Jessica, 27, the daughter of Russian Jews who immigrated to Minnesota, told me a more nuanced story. She started by asserting, “I hate mayo and mayo hates me,” which she says is a shame because it is slathered all over traditional Russian dishes. She divulges, “To get melodramatic, it feels like my hatred of mayo is an embodiment of the ‘stuck-in-between-ness’ that a lot of hyphenated identities feel. I’m Russian-Jewish-American… but my hatred of mayo seems to split me off onto the American [Jewish] side.” Like my mother, Jessica’s mother finds her relationship with mayo baffling — except in the other direction. “Mayo is the thing my mom and I allllllways stick on.
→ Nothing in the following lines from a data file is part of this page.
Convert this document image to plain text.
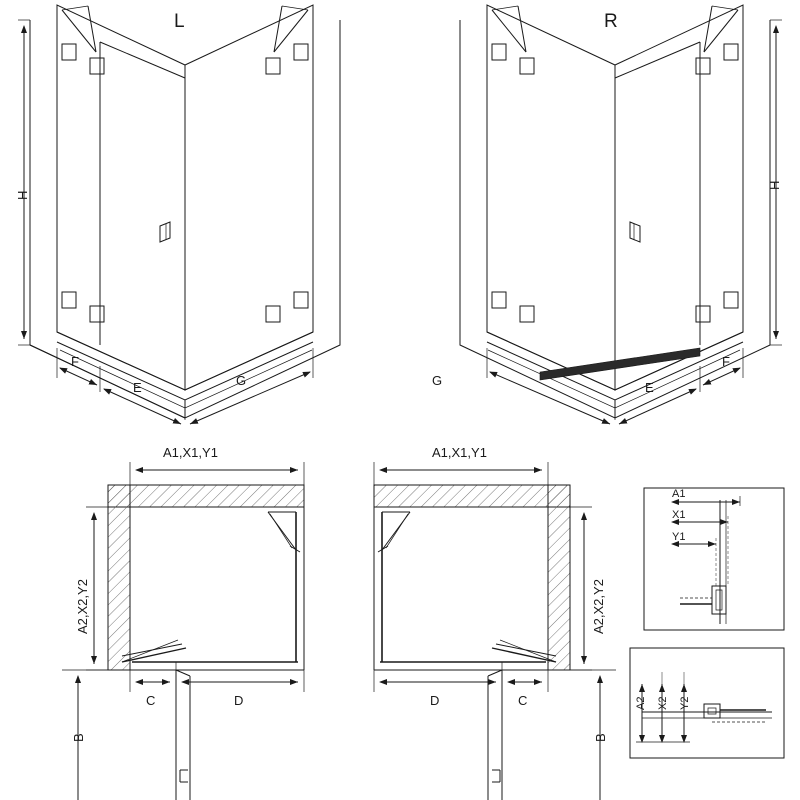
L	R
H
H
F
E	G	G	E
F
A1,X1,Y1
A2,X2,Y2
C	D
B
A1,X1,Y1
A2,X2,Y2
D	C
B
A1
X1
Y1
A2 X2 Y2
She gets so frustrated that I don’t like it because I should like it.”

I like mayo in the traditional ways Northeast Ashkenazic Jews allow it — egg salad and tuna salad – and the surprising places it turns up in secular culture — sandwiches and softened versions of ethnic condiments, to name a few. I still find the polarizing reactions mayonnaise receives quite puzzling. Remember, mayonnaise — which Jews and millennials alike have disparaged — is actually French, arguably the arbiters of gourmet cuisine. Yet, in America, we have coded mayo consumption as a behavior that reveals how “Jewish” (or not) someone is.
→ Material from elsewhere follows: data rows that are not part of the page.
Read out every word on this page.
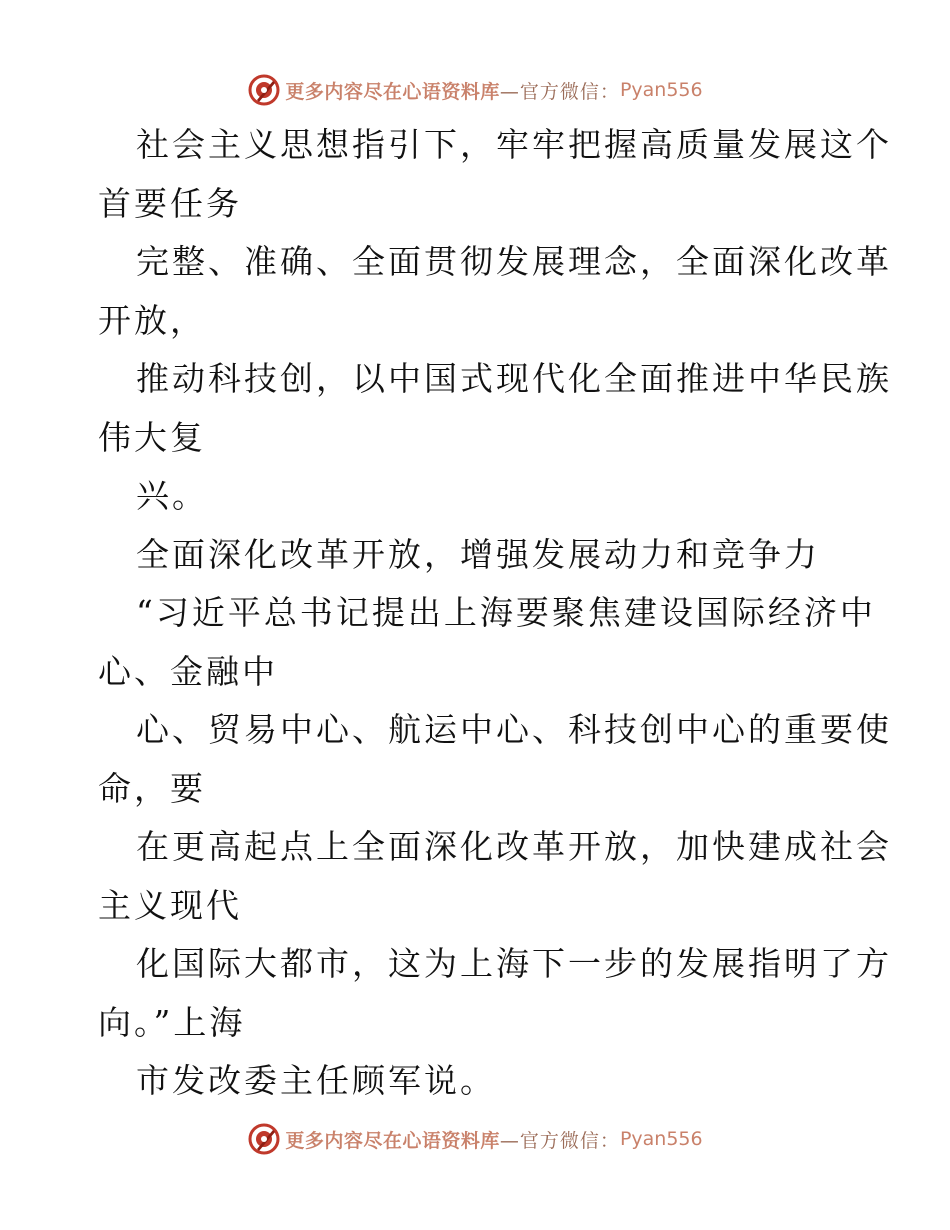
更多内容尽在心语资料库 —官方微信： Pyan556
社会主义思想指引下，牢牢把握高质量发展这个
首要任务
完整、准确、全面贯彻发展理念，全面深化改革
开放，
推动科技创，以中国式现代化全面推进中华民族
伟大复
兴。
全面深化改革开放，增强发展动力和竞争力
“习近平总书记提出上海要聚焦建设国际经济中
心、金融中
心、贸易中心、航运中心、科技创中心的重要使
命，要
在更高起点上全面深化改革开放，加快建成社会
主义现代
化国际大都市，这为上海下一步的发展指明了方
向。”上海
市发改委主任顾军说。
更多内容尽在心语资料库 —官方微信： Pyan556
I recently went to a Shabbat dinner at an Israeli couple’s home. In many ways, it felt like a quintessential Jewish experience. It started with homemade challah that was so perfect I asked where they’d purchased the bread. There was a delicious soup kept warm on the hot plate. We then progressed to salads, kugel, and baked salmon. As soon as she served herself, our hostess, an Orthodox woman, jumped up and went to the fridge. I wondered what delightful thing she might have forgotten. Instead, she removed a small jar of mayonnaise, spread a generous dollop on her salmon, and offered the jar to the table. There was no shame or guilt or embarrassment in her consumption. Her Jewishness, like mine, could not be impugned by a blob of mayo.